In mid-1992 Rachel Nickell was brutally attacked and murdered in broad daylight on Wimbledon Common in South West London. With an 1,100-acre crime scene, no forensics, and only Rachel’s two-year-old son for a witness, DI Keith Pedder (Harry Treadaway, Penny Dreadful, Mr. Mercedes) needs a break on the case. He has sought help from criminal profiler Professor Paul Britton (Eddie Marsan, Ray Donovan, River), who assists Pedder in devising an undercover operation designed to elicit a confession from Colin Stagg (Sion Daniel Young, Keeping Faith, War Horse), the man Pedder is convinced is Rachel’s murderer.
Enter DC Sadie Byrne (Niamh Algar, The Virtues, Raised by Wolves), a highly-ambitious undercover cop with the Metropolitan Police. She is the bait at the center of Operation Edzell — becoming her legend Lizzie James, an attractive blonde woman with dark secrets and desires, in order to develop a relationship with Colin Stagg, gain his trust, and make him fall in love with her — all with the objective of getting him to confess to killing Rachel.
More months go by — of Sadie communicating and meeting with Colin as Lizzie, of her being unable to stop thinking about Colin, of her unraveling to the brink of breaking mentally, punished by the weight of the pressure coming from all sides as well as from her own ambition — until the fateful evening that Operation Edzell ends and Sadie can breath again.
But this isn’t the end of the story…
Watching the undercover operation play out in Deceit is a bit of a slow burn, as there is little action, per se. But there is so much else going on on screen that simply demands attention.
Over the course of four episodes, we watch as Sadie devolves from a confident, near-fearless undercover cop who is sure she will get the confession and accomplish what no other officer, male or female, has done before, to a cop who is desperately unsure of herself, her skills and her work, and deathly afraid of failing. Niamh Algar’s electrifying performance as Sadie has landed the actress a 2022 BAFTA TV Lead Actress nomination.

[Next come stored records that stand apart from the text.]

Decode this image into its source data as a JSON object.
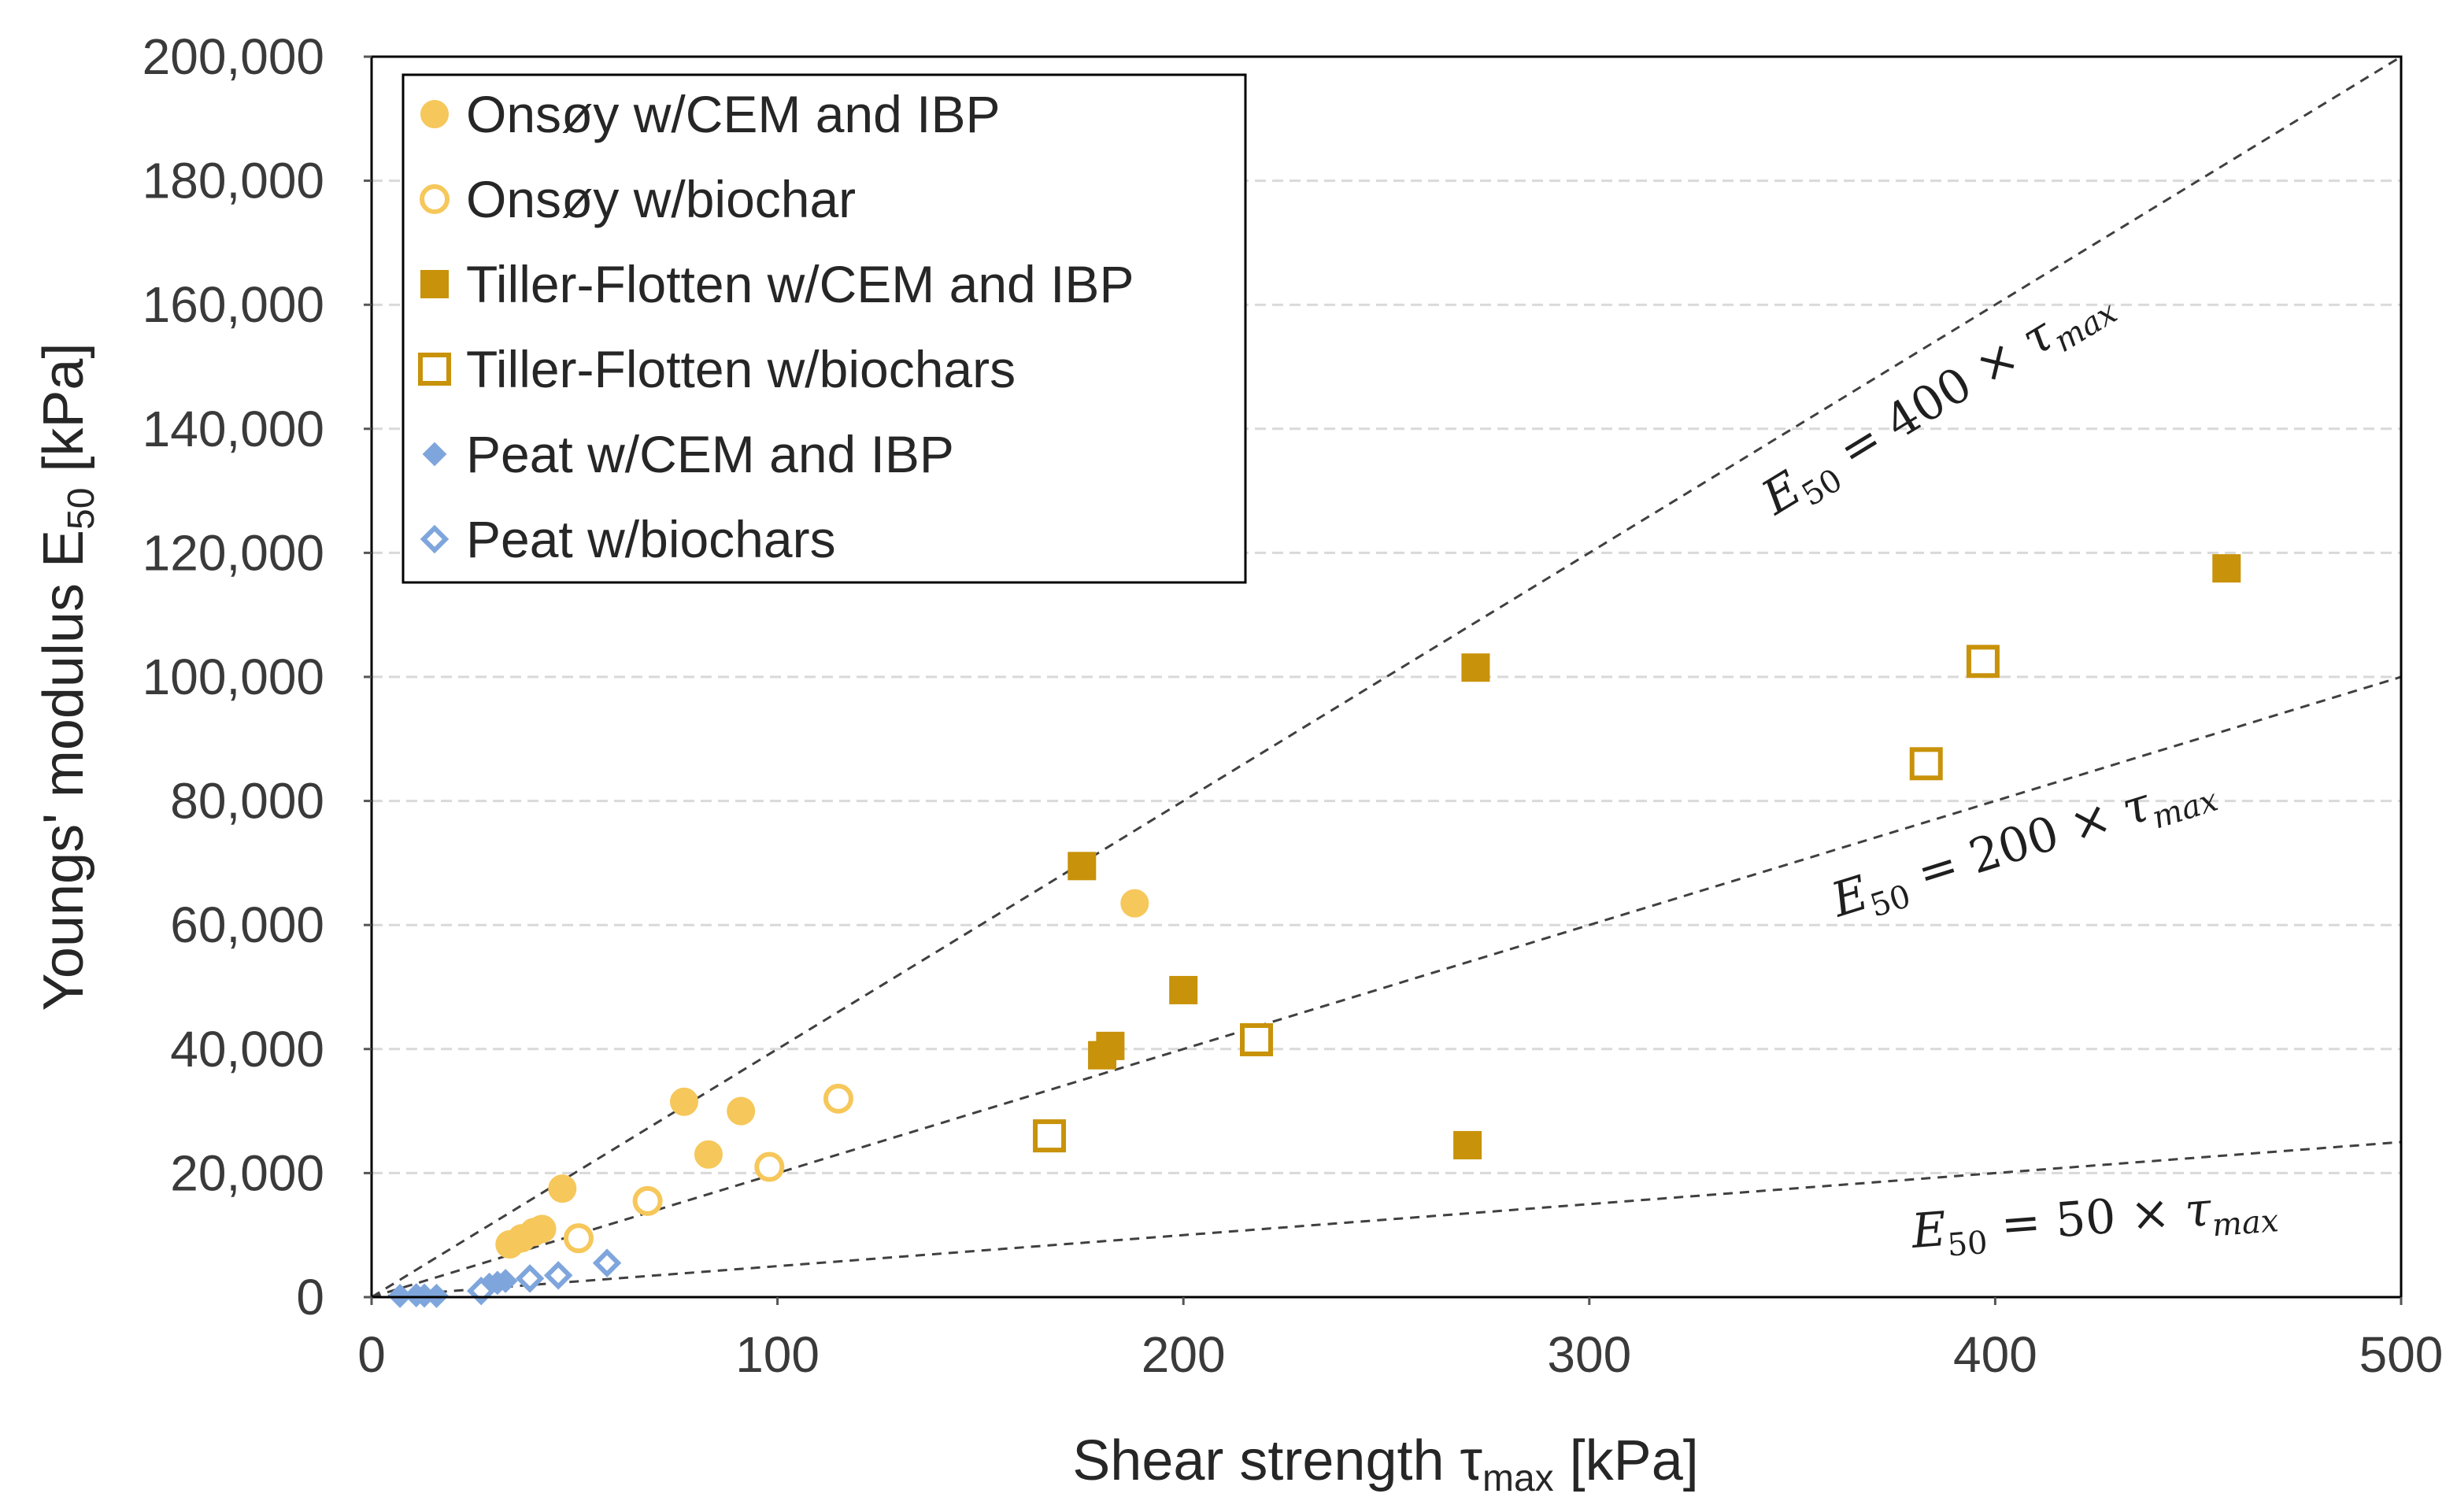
{
  "chart_data": {
    "type": "scatter",
    "title": "",
    "xlabel": {
      "main": "Shear strength τ",
      "sub": "max",
      "unit": " [kPa]"
    },
    "ylabel": {
      "main": "Youngs' modulus E",
      "sub": "50",
      "unit": " [kPa]"
    },
    "xlim": [
      0,
      500
    ],
    "ylim": [
      0,
      200000
    ],
    "x_ticks": [
      0,
      100,
      200,
      300,
      400,
      500
    ],
    "x_tick_labels": [
      "0",
      "100",
      "200",
      "300",
      "400",
      "500"
    ],
    "y_ticks": [
      0,
      20000,
      40000,
      60000,
      80000,
      100000,
      120000,
      140000,
      160000,
      180000,
      200000
    ],
    "y_tick_labels": [
      "0",
      "20,000",
      "40,000",
      "60,000",
      "80,000",
      "100,000",
      "120,000",
      "140,000",
      "160,000",
      "180,000",
      "200,000"
    ],
    "grid": "horizontal dashed",
    "legend_position": "top-left",
    "series": [
      {
        "name": "Onsøy w/CEM and IBP",
        "marker": "circle",
        "filled": true,
        "color": "#F6C75A",
        "points": [
          [
            34,
            8500
          ],
          [
            37,
            9500
          ],
          [
            40,
            10500
          ],
          [
            42,
            11000
          ],
          [
            47,
            17500
          ],
          [
            77,
            31500
          ],
          [
            83,
            23000
          ],
          [
            91,
            30000
          ],
          [
            188,
            63500
          ]
        ]
      },
      {
        "name": "Onsøy w/biochar",
        "marker": "circle",
        "filled": false,
        "color": "#F6C75A",
        "points": [
          [
            51,
            9500
          ],
          [
            68,
            15500
          ],
          [
            98,
            21000
          ],
          [
            115,
            32000
          ]
        ]
      },
      {
        "name": "Tiller-Flotten w/CEM and IBP",
        "marker": "square",
        "filled": true,
        "color": "#C8920A",
        "points": [
          [
            175,
            69500
          ],
          [
            180,
            39000
          ],
          [
            182,
            40500
          ],
          [
            200,
            49500
          ],
          [
            270,
            24500
          ],
          [
            272,
            101500
          ],
          [
            457,
            117500
          ]
        ]
      },
      {
        "name": "Tiller-Flotten w/biochars",
        "marker": "square",
        "filled": false,
        "color": "#C8920A",
        "points": [
          [
            167,
            26000
          ],
          [
            218,
            41500
          ],
          [
            383,
            86000
          ],
          [
            397,
            102500
          ]
        ]
      },
      {
        "name": "Peat w/CEM and IBP",
        "marker": "diamond",
        "filled": true,
        "color": "#7FA6DC",
        "points": [
          [
            7,
            200
          ],
          [
            11,
            300
          ],
          [
            13,
            250
          ],
          [
            16,
            200
          ],
          [
            29,
            2000
          ],
          [
            31,
            2300
          ],
          [
            33,
            2600
          ]
        ]
      },
      {
        "name": "Peat w/biochars",
        "marker": "diamond",
        "filled": false,
        "color": "#7FA6DC",
        "points": [
          [
            27,
            1000
          ],
          [
            39,
            3000
          ],
          [
            46,
            3500
          ],
          [
            58,
            5500
          ]
        ]
      }
    ],
    "reference_lines": [
      {
        "slope": 400,
        "label": "E50 = 400 × τmax",
        "label_parts": {
          "lhs": "E",
          "lhs_sub": "50",
          "eq": " = 400 × ",
          "tau": "τ",
          "tau_sub": "max"
        }
      },
      {
        "slope": 200,
        "label": "E50 = 200 × τmax",
        "label_parts": {
          "lhs": "E",
          "lhs_sub": "50",
          "eq": " = 200 × ",
          "tau": "τ",
          "tau_sub": "max"
        }
      },
      {
        "slope": 50,
        "label": "E50 = 50 × τmax",
        "label_parts": {
          "lhs": "E",
          "lhs_sub": "50",
          "eq": " = 50 × ",
          "tau": "τ",
          "tau_sub": "max"
        }
      }
    ],
    "colors": {
      "plot_border": "#000000",
      "axis": "#555555",
      "grid": "#d9d9d9",
      "reference_line": "#404040"
    }
  }
}
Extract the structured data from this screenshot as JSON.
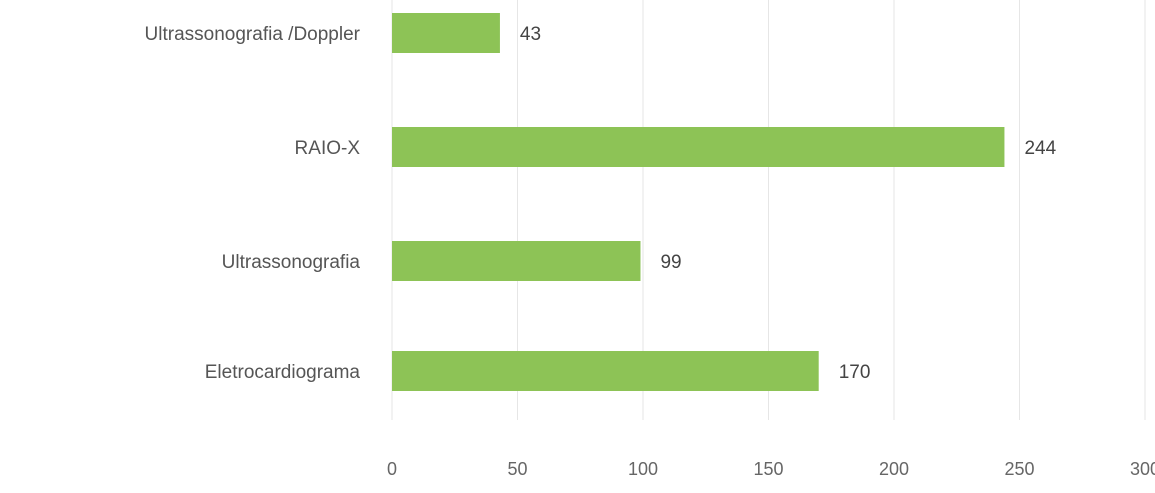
{
  "chart_data": {
    "type": "bar",
    "orientation": "horizontal",
    "categories": [
      "Ultrassonografia /Doppler",
      "RAIO-X",
      "Ultrassonografia",
      "Eletrocardiograma"
    ],
    "values": [
      43,
      244,
      99,
      170
    ],
    "value_labels": [
      "43",
      "244",
      "99",
      "170"
    ],
    "xlim": [
      0,
      300
    ],
    "xticks": [
      0,
      50,
      100,
      150,
      200,
      250,
      300
    ],
    "xtick_labels": [
      "0",
      "50",
      "100",
      "150",
      "200",
      "250",
      "300"
    ],
    "grid": true,
    "legend": "none",
    "title": "",
    "xlabel": "",
    "ylabel": "",
    "colors": {
      "bar": "#8dc356",
      "grid": "#e6e6e6"
    }
  }
}
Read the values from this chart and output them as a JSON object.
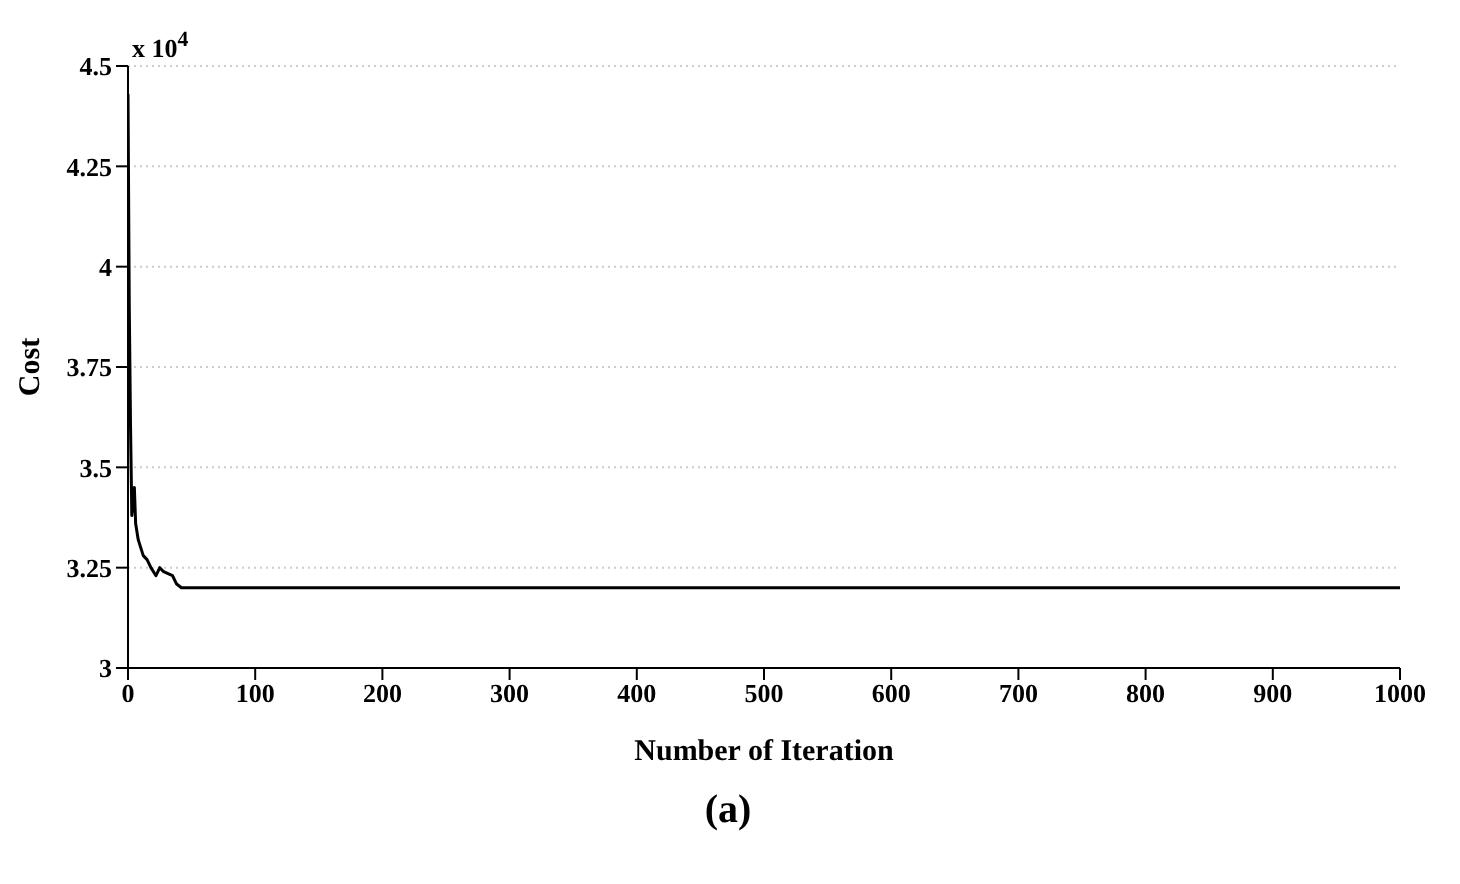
{
  "chart_data": {
    "type": "line",
    "xlabel": "Number of Iteration",
    "ylabel": "Cost",
    "annotations": [
      "x 10$^{4}$",
      "(a)"
    ],
    "x": [
      0,
      1,
      2,
      3,
      5,
      6,
      8,
      10,
      12,
      15,
      18,
      22,
      25,
      28,
      35,
      38,
      42,
      1000
    ],
    "series": [
      {
        "color": "#000000",
        "values": [
          4.43,
          3.9,
          3.6,
          3.38,
          3.45,
          3.36,
          3.32,
          3.3,
          3.28,
          3.27,
          3.25,
          3.23,
          3.25,
          3.24,
          3.23,
          3.21,
          3.2,
          3.2
        ]
      }
    ],
    "xlim": [
      0,
      1000
    ],
    "xticks": [
      0,
      100,
      200,
      300,
      400,
      500,
      600,
      700,
      800,
      900,
      1000
    ],
    "ylim": [
      3,
      4.5
    ],
    "yticks": [
      3,
      3.25,
      3.5,
      3.75,
      4,
      4.25,
      4.5
    ],
    "grid": "y",
    "marker": "none",
    "line_style": "solid"
  }
}
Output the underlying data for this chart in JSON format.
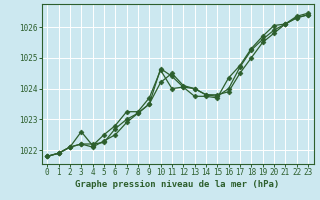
{
  "xlabel": "Graphe pression niveau de la mer (hPa)",
  "x": [
    0,
    1,
    2,
    3,
    4,
    5,
    6,
    7,
    8,
    9,
    10,
    11,
    12,
    13,
    14,
    15,
    16,
    17,
    18,
    19,
    20,
    21,
    22,
    23
  ],
  "line1": [
    1021.8,
    1021.9,
    1022.1,
    1022.2,
    1022.1,
    1022.3,
    1022.5,
    1022.9,
    1023.2,
    1023.5,
    1024.65,
    1024.4,
    1024.05,
    1024.0,
    1023.8,
    1023.8,
    1023.9,
    1024.5,
    1025.0,
    1025.5,
    1025.8,
    1026.1,
    1026.3,
    1026.4
  ],
  "line2": [
    1021.8,
    1021.9,
    1022.1,
    1022.2,
    1022.2,
    1022.25,
    1022.7,
    1023.0,
    1023.2,
    1023.5,
    1024.2,
    1024.5,
    1024.1,
    1024.0,
    1023.8,
    1023.75,
    1024.0,
    1024.7,
    1025.25,
    1025.6,
    1025.9,
    1026.1,
    1026.3,
    1026.4
  ],
  "line3": [
    1021.8,
    1021.9,
    1022.1,
    1022.6,
    1022.15,
    1022.5,
    1022.8,
    1023.25,
    1023.25,
    1023.7,
    1024.6,
    1024.0,
    1024.05,
    1023.75,
    1023.75,
    1023.7,
    1024.35,
    1024.75,
    1025.3,
    1025.7,
    1026.05,
    1026.1,
    1026.35,
    1026.45
  ],
  "bg_color": "#cce8f0",
  "line_color": "#2d5f2d",
  "marker": "D",
  "marker_size": 2.5,
  "linewidth": 0.9,
  "ylim_min": 1021.55,
  "ylim_max": 1026.75,
  "yticks": [
    1022,
    1023,
    1024,
    1025,
    1026
  ],
  "xticks": [
    0,
    1,
    2,
    3,
    4,
    5,
    6,
    7,
    8,
    9,
    10,
    11,
    12,
    13,
    14,
    15,
    16,
    17,
    18,
    19,
    20,
    21,
    22,
    23
  ],
  "grid_color": "#ffffff",
  "label_color": "#2d5f2d",
  "xlabel_fontsize": 6.5,
  "tick_fontsize": 5.5
}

As with the first five seasons of Prime Suspect, which were brilliant in depicting the sexism against women that ran rampant throughout the Metropolitan Police during the 1990s, Deceit also demonstrates how male officers looked down on, were dismissive of, and ignored the contributions made by their female colleagues during those years. And when stuff hit the fan, it was typically the women who were left holding the bag, such as Sadie in Deceit. (Before this part of the story, there is a scene that is quite telling, one in which the lead detective, followed by all of the other men in the room, acknowledges Sadie not by her name, but by her legend.)
Against the backdrop of the sexism is the bond between female officers Sadie and Lucy (Rochenda Sandall, Line of Duty, Criminal: UK), which, for Sadie, is a double-edged sword. Like Sadie, Lucy is ambitious. And while Lucy is her mate, supporting her and cheering her on, she also pressures the already-fragile Sadie to get the job done, as Lucy sees the future of her career directly tied to Sadie’s success, or failure, on the operation.
Even if you choose to ignore all of that, the story of Operation Edzell and the role the female undercover officer (called Sadie Byrne in the show, but not the real woman’s real name) played in it is gripping.
Deceit premiered yesterday in the US and Canada exclusively on Topic and its digital channels. New episodes will debut on Thursdays through May 5.